Main Question
What computational setups do you use for running EPIC array preprocessing pipelines?
Specifically:
- Where do you run your pipeline?
- e.g. Personal PC, local network, HPC using scheduler like SLURM, etc.
- What configuration do you use?
- Nodes, cores, CPU, memory per CPU (or equivalent)
- What kinds of projects do you work on:
- Number of samples, common tasks, significant bottlenecks worth mentioning.
Some background
I'm preprocessing EPIC array data on 1800 samples using RStudio. I'm running the pipeline in Amazon Cloud Computing (AWS) through a service called Ronin.

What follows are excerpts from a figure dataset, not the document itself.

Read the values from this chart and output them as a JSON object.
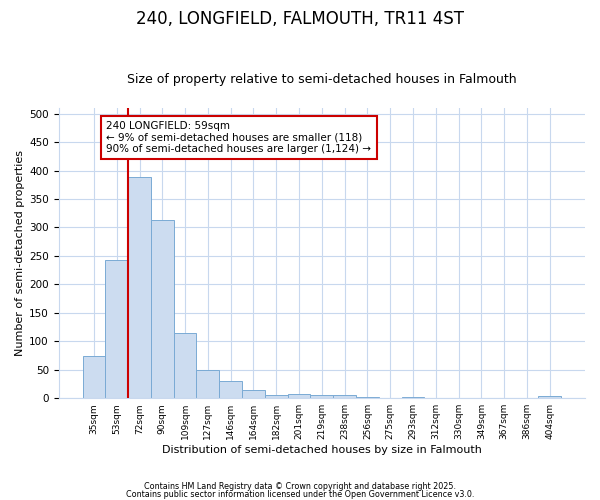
{
  "title1": "240, LONGFIELD, FALMOUTH, TR11 4ST",
  "title2": "Size of property relative to semi-detached houses in Falmouth",
  "xlabel": "Distribution of semi-detached houses by size in Falmouth",
  "ylabel": "Number of semi-detached properties",
  "categories": [
    "35sqm",
    "53sqm",
    "72sqm",
    "90sqm",
    "109sqm",
    "127sqm",
    "146sqm",
    "164sqm",
    "182sqm",
    "201sqm",
    "219sqm",
    "238sqm",
    "256sqm",
    "275sqm",
    "293sqm",
    "312sqm",
    "330sqm",
    "349sqm",
    "367sqm",
    "386sqm",
    "404sqm"
  ],
  "values": [
    75,
    243,
    388,
    314,
    114,
    50,
    30,
    15,
    6,
    8,
    6,
    5,
    3,
    0,
    2,
    0,
    0,
    1,
    0,
    0,
    4
  ],
  "bar_color": "#ccdcf0",
  "bar_edge_color": "#7aaad4",
  "vline_x": 1.5,
  "vline_color": "#cc0000",
  "annotation_text": "240 LONGFIELD: 59sqm\n← 9% of semi-detached houses are smaller (118)\n90% of semi-detached houses are larger (1,124) →",
  "annotation_box_color": "#ffffff",
  "annotation_box_edge": "#cc0000",
  "ylim": [
    0,
    510
  ],
  "yticks": [
    0,
    50,
    100,
    150,
    200,
    250,
    300,
    350,
    400,
    450,
    500
  ],
  "footer1": "Contains HM Land Registry data © Crown copyright and database right 2025.",
  "footer2": "Contains public sector information licensed under the Open Government Licence v3.0.",
  "bg_color": "#ffffff",
  "grid_color": "#c8d8ee",
  "title1_fontsize": 12,
  "title2_fontsize": 9
}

This allows me to customize my machine by processor, number of virtual CPUs, and the total memory available.
Nevertheless, even with a large compute optimized machine (32 CPUs with 256GiB memory), loading the .idats, creating PC scores, normalizing, etc. is still very slow. Part of this seems to be because some packages (e.g. minfi
) are not taking advantage of parallelization, so some steps are only drawing on one CPU. I feel like there has to be a better way.
I'm looking to improve my pipeline times and avoid crashing/hangups. I thought this community might have thoughts on this. I've looked into some of the "big" versions of common packages bigmelon
, meffil
but don't know anybody who has used these.